Polarwirbel sind ein für Planetenatmosphären typisches Phänomen: Die Rotation der Planeten erzeugt eine Corioliskraft, die die vorherrschenden Luftströmungen auch in polaren Regionen prägt. Auf der Erde bildet sich dadurch sowohl um den Nord- als auch den Südpol ein Ring starker Winde. Diese Polarwirbel schließen die kalte Luft an den Polen ein und beeinflussen je nach Stabilität und Durchlässigkeit das regionale Wetter bis in gemäßigte Breiten hinein, aber auch den Ozonabbau über den Polen. Auch auf anderen Planeten im Sonnensystem gibt es solche Polarwirbel. Besonders spektakulär sind sie auf den von rasenden Stürmen geprägten großen Gasplaneten Jupiter und Saturn. So bilden sich auf dem Jupiter gleich mehrere dicht gepackte Wirbelstürme über den Polen – acht über dem Nordpol und fünf am Südpol. Auf dem Saturn entsteht durch die Luftströmungen ein sechseckig geformtes Strömungsband am Nordpol, der Südpolwirbel ist dagegen kreisförmig. Diese Unterschiede geben Planetenforschern Hinweise auf den Aufbau und die Dynamik der Atmosphäre dieser Planeten.

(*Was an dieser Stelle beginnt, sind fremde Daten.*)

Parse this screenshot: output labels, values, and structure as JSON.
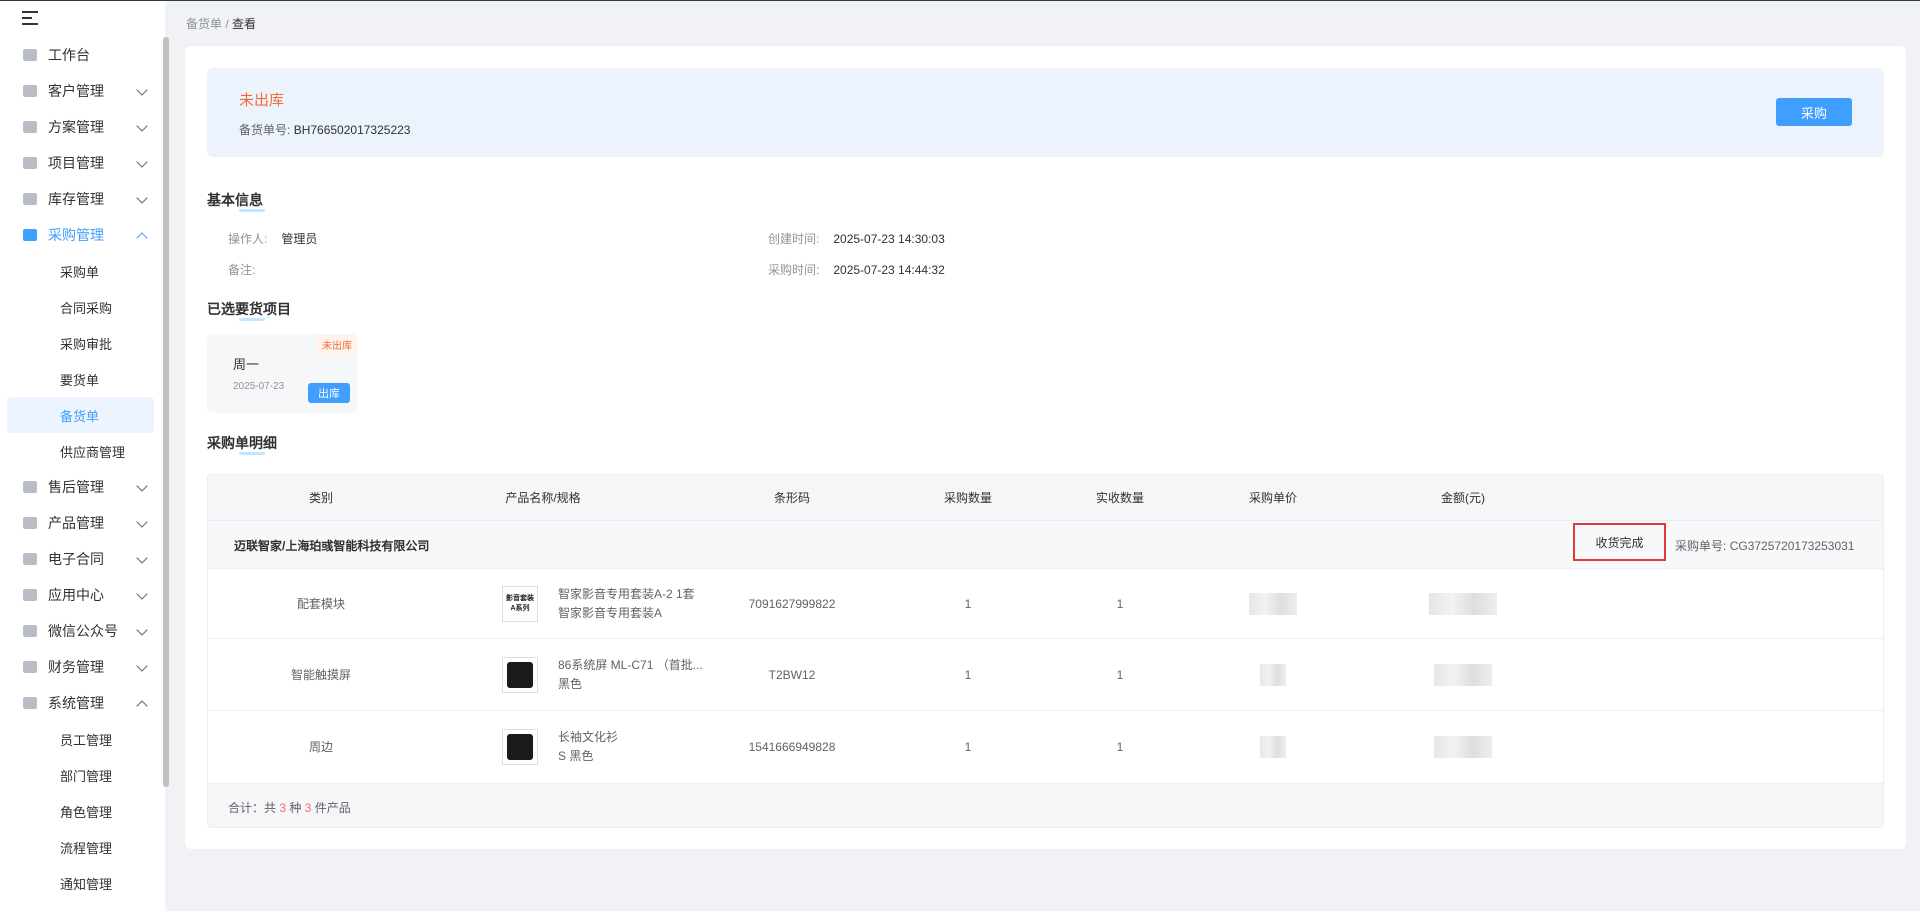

Wie sehen die polaren Wirbel der Sonne aus?
Die Sonne ist jedoch ein Sonderfall: Zwar rotiert auch sie und ist daher ähnlichen Kräften ausgesetzt. Aber anders als bei den Atmosphären von Planeten oder Monden ist ihr solares Plasma magnetisch. “Daher wird erwartet, dass diese Magnetfelder die Existenz oder Nichtexistenz, das Aussehen und auch die Entwicklung der polaren Vortices auf der Sonne beeinflussen”, erklären Mausumi Dikpati vom National Center for Atmospheric Research in Colorado und ihre Kollegen. Hinzu kommt, dass sich die solaren Magnetfelder im Verlauf des elfjährigen Sonnenzyklus verändern: Bei jedem Maximum des Sonnenzyklus polt sich das Magnetfeld um, so dass jeweils 22 Jahre zwischen zwei Maxima gleicher Polung liegen. Parallel dazu bewegen sich Strömungen stark magnetisierten Plasmas im Laufe des Zyklus allmählich polwärts. Das größte Problem der Sonnenforschung sind jedoch fehlende Beobachtungsdaten: Die Erde und alle anderen Planeten umkreisen die Sonne auf Höhe ihres Äquators. Daher sehen wir unseren Stern immer nur von der Seite. Und auch die Sonnenbeobachtungs-Observatorien im All bleiben in der Planetenebene. Wie die Pole der Sonne aussehen, konnte daher noch keine Sonnensonde genauer erforschen.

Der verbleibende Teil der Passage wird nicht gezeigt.